In this regard, Ukrainian President Pyotr Poroshenko said that Kiev will seek to seize Gazprom's assets if the Russian party does not comply with the decision of the Stockholm Arbitration.

On February 29, Gazprom returned the money Naftogaz paid for gas supplies in March and said that would not start them due to the lack of the approved supplementary agreement to the current contract.

Naftogaz CEO Andrey Kobolev took this as the refusal of Gazprom to comply with the court's decisions. He also said due to lack of gas supplies from Russia Ukraine has faced a gas deficit and needs to limit fuel consumption in the country since March 6

Termination of contracts

Gazprom disagreed with the decision of the Stockholm Arbitration Institute and announced that it would immediately start the procedure for the termination of gas contracts with Naftogaz.

Gazprom CEO Alexei Miller said that the Stockholm arbitration, "guided by double standards, adopted an asymmetric decision on our contracts with Naftogaz of Ukraine regarding supply and transit of gas." 0art

"The decision seriously violates the balance of interests of the parties under these contracts," he said.

Gazprom vs Naftogaz dispute

Gazprom and Naftogaz signed the current contract for the supply of gas to Ukraine in January 2009 and it is valid until December 31, 2019. Under the contract, the volume of supplies was to be 40 billion cubic meters of gas in 2009, and starting from 2010 - 52 billion cubic meters annually. However, since 2012, Naftogaz failed to fully intake the contracted volume. Since November 2015, Kiev has not bought Russian gas, replacing it with reverse gas from Europe.

In 2014, Gazprom and Naftogaz filed lawsuits against each other in the Stockholm Arbitration.

Ukraine sought a retroactive price change, recovery of overpayment for gas and cancellation of the "take or pay" principle.

Gazprom demanded that Naftogaz should pay arrears for gas that had been supplied earlier. Gazprom's demands for Naftogaz amounted to more than $37 bln.

The Stockholm Arbitration satisfied the requirements of the companies only partially.

In December 2017, the court ordered Naftogaz to pay Gazprom $2 bln for the deliveries, but reduced the annual contractual volume of purchases to 5 billion cubic meters. At the same time, the "take or pay" condition was preserved for 80% of this volume. This condition will be effective only in 2018.

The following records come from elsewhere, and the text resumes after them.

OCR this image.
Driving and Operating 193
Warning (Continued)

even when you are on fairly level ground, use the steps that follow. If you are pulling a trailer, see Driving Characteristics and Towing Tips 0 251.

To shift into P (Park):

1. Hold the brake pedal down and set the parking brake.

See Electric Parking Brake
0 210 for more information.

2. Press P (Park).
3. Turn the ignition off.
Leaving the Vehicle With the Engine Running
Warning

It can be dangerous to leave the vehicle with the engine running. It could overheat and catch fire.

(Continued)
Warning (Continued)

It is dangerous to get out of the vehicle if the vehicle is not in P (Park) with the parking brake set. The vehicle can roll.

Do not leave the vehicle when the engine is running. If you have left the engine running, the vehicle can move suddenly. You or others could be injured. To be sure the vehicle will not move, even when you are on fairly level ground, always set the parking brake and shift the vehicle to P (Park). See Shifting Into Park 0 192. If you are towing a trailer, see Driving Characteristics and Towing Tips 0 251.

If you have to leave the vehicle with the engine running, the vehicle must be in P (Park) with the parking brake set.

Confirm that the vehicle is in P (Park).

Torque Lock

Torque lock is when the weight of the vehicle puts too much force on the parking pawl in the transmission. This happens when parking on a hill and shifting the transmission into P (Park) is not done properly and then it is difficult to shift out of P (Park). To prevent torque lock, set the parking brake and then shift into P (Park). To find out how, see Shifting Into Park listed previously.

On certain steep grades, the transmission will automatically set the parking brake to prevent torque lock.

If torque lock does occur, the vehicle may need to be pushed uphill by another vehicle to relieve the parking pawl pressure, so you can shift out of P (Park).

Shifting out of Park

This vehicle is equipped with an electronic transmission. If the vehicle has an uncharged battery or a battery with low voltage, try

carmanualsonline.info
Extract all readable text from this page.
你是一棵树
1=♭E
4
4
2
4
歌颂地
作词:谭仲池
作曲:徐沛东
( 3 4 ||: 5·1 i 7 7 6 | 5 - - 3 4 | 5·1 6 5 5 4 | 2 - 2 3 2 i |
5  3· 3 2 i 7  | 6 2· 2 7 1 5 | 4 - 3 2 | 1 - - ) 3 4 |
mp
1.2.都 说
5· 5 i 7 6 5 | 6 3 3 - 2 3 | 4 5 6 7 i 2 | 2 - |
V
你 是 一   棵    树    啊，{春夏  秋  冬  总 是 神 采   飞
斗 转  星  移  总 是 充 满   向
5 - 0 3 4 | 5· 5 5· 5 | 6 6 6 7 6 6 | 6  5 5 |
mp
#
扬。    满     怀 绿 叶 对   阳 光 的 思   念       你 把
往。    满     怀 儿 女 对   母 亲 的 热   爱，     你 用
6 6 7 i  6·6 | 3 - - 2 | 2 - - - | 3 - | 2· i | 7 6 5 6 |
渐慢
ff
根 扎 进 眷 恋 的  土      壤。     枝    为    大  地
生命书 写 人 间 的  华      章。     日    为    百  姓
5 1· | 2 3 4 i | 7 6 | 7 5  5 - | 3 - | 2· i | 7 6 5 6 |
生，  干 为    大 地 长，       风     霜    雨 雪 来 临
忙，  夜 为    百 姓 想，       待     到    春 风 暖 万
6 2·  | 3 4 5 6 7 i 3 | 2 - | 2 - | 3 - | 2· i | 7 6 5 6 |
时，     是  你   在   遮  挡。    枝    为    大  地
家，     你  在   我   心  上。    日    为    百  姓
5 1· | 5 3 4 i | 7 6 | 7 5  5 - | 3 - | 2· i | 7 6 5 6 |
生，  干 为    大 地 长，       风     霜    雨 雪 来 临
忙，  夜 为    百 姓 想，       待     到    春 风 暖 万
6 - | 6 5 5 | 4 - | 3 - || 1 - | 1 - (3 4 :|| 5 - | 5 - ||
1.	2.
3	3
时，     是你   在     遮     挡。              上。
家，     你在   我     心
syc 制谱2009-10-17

The court also rejected most of Naftohaz's claims to Gazprom which concerned overpayment for gas. Only the price of gas received by the Ukrainian company in the second quarter of 2014 was lowered (from $485 to $352 per 1,000 cubic meters). Naftogaz wanted a retroactive price change starting from May 2011.

In the gas transit contract, Naftogaz and Gazprom agreed that the Russian holding will pump 110 billion cubic meters of gas through Ukraine annually. However, the contract notes that the annual volume is specified in additional agreements to the contract, depending on the obligations of Gazprom to European consumers.

Naftogaz demanded that Gazprom should pay $17 bln for the failure to supply the agreed volumes for transit. It also sought the revision of tariffs and conditions for the transit of Russian gas through Ukraine.

The Stockholm court ruled that Gazprom should pay about $ 4.7 bln to Naftogaz (taking into account the satisfied counter claims, Gazprom has to pay $ 2.56 bln). At the same time, Gazprom said that the arbitration court rejected Naftogaz's demands to increase the tariff for gas transit and change the contract in accordance with Ukrainian legislation.

Gazprom disagreed with the decision of the Stockholm Arbitration Institute and announced that it would immediately start the procedure for the termination of gas contracts with Naftogaz.